L’Au-delà scientifique garanti était, sans conteste, un avantage pour la race. La pratique avait de nouveau rattrapé la théorie. Mais les inconvénients…
Il en résultait un affaiblissement certain et inévitable de la barrière protectrice enveloppant la vie, quelques déchirures dans le rideau, quelques fissures dans la digue. Les morts refusaient de se tenir tranquilles ; ils tenaient absolument à se mêler aux vivants. Au profit de qui ? Même les fantômes… c’était logique, sans nul doute. Ils pouvaient évoluer dans les limites des lois naturelles connues. Ce qui n’était qu’une piètre consolation pour un homme hanté.

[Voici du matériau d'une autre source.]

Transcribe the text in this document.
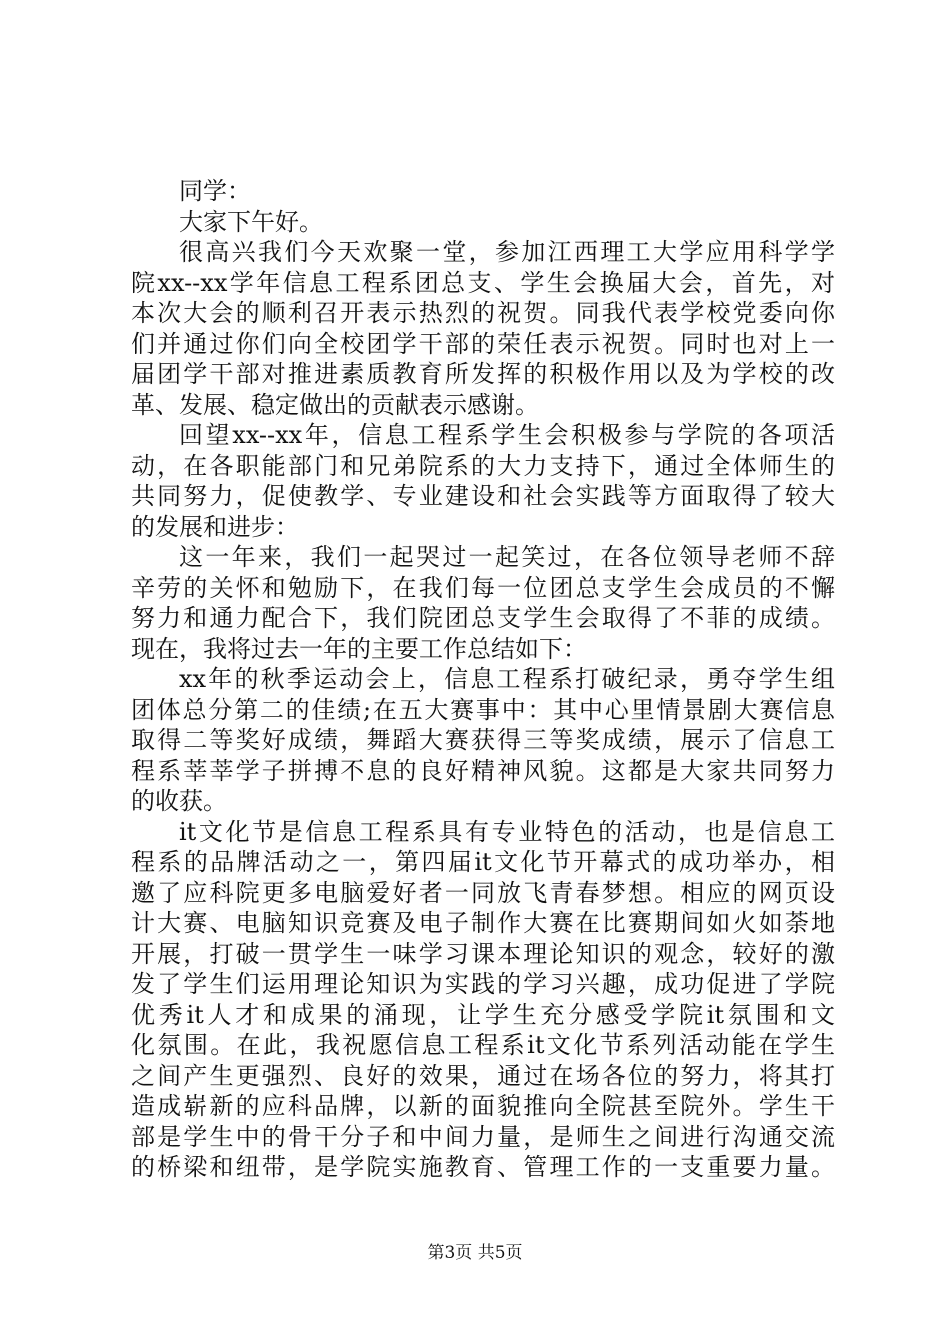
同学：
大家下午好。
很高兴我们今天欢聚一堂，参加江西理工大学应用科学学
院xx--xx学年信息工程系团总支、学生会换届大会，首先，对
本次大会的顺利召开表示热烈的祝贺。同我代表学校党委向你
们并通过你们向全校团学干部的荣任表示祝贺。同时也对上一
届团学干部对推进素质教育所发挥的积极作用以及为学校的改
革、发展、稳定做出的贡献表示感谢。
回望xx--xx年，信息工程系学生会积极参与学院的各项活
动，在各职能部门和兄弟院系的大力支持下，通过全体师生的
共同努力，促使教学、专业建设和社会实践等方面取得了较大
的发展和进步：
这一年来，我们一起哭过一起笑过，在各位领导老师不辞
辛劳的关怀和勉励下，在我们每一位团总支学生会成员的不懈
努力和通力配合下，我们院团总支学生会取得了不菲的成绩。
现在，我将过去一年的主要工作总结如下：
xx年的秋季运动会上，信息工程系打破纪录，勇夺学生组
团体总分第二的佳绩;在五大赛事中：其中心里情景剧大赛信息
取得二等奖好成绩，舞蹈大赛获得三等奖成绩，展示了信息工
程系莘莘学子拼搏不息的良好精神风貌。这都是大家共同努力
的收获。
it文化节是信息工程系具有专业特色的活动，也是信息工
程系的品牌活动之一，第四届it文化节开幕式的成功举办，相
邀了应科院更多电脑爱好者一同放飞青春梦想。相应的网页设
计大赛、电脑知识竞赛及电子制作大赛在比赛期间如火如荼地
开展，打破一贯学生一味学习课本理论知识的观念，较好的激
发了学生们运用理论知识为实践的学习兴趣，成功促进了学院
优秀it人才和成果的涌现，让学生充分感受学院it氛围和文
化氛围。在此，我祝愿信息工程系it文化节系列活动能在学生
之间产生更强烈、良好的效果，通过在场各位的努力，将其打
造成崭新的应科品牌，以新的面貌推向全院甚至院外。学生干
部是学生中的骨干分子和中间力量，是师生之间进行沟通交流
的桥梁和纽带，是学院实施教育、管理工作的一支重要力量。
第3页 共5页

Dans cette époque, pensa Blaine, une zone d’existence absolument nouvelle empiète sur l’existence humaine sur Terre. Tout comme le zombi empiétait désagréablement sur son existence à lui, Tom Blaine.
Marie Thorne avait longuement réfléchi. Elle dit : « Vous ne devriez pas vous montrer pendant quelque temps, jusqu’à ce que les choses se calment un peu à la Rex. Je vais vous présenter à un homme. Je ne le connais pas très bien, mais j’ai entendu dire qu’on pouvait lui faire confiance. »
Dans son for intérieur, Blaine se demanda si on pouvait faire confiance à Marie Thorne. Peut-être que non. Peut-être que c’était une machination de la Rex pour se débarrasser de lui à l’insu du délégué gouvernemental. Mais comme il n’avait en ce monde ni ami, ni argent, ni savoir il ne lui restait qu’à jouer le jeu.
Ce qui ne voulait pas dire qu’il devait faire confiance à n’importe qui.
L’appareil se posa dans un carrefour de rues très animées. Marie Thorne paya et poussa Blaine dans la cohue.
À première vue, la ville évoquait une Bagdad surréaliste. Il vit des palais couverts de tuiles blanches et bleues, des minarets élancés rouges et des bâtiments baroques, aux toitures chinoises, aux dômes en spirale. Une vague d’architecture orientale semblait avoir déferlé sur la ville, Blaine avait de la peine à croire qu’il contemplait New York. Ce pouvait être Bombay, Moscou ou même Los Angeles. Mais pas New York. Avec soulagement, il aperçut les gratte-ciel simples et nus qui contrastaient agréablement avec les courbes asiatiques. On aurait dit des sentinelles solitaires du New York qu’il avait connu.
Les rues étaient engorgées par un trafic miniature où dominaient les motos et les scooters. Les voitures n’étaient guère plus grandes que des Porsche et les camions pas plus encombrants que des Buick. Il se demanda si c’était la solution new-yorkaise aux embouteillages et à la pollution atmosphérique. Si oui, ça ne semblait pas très convaincant.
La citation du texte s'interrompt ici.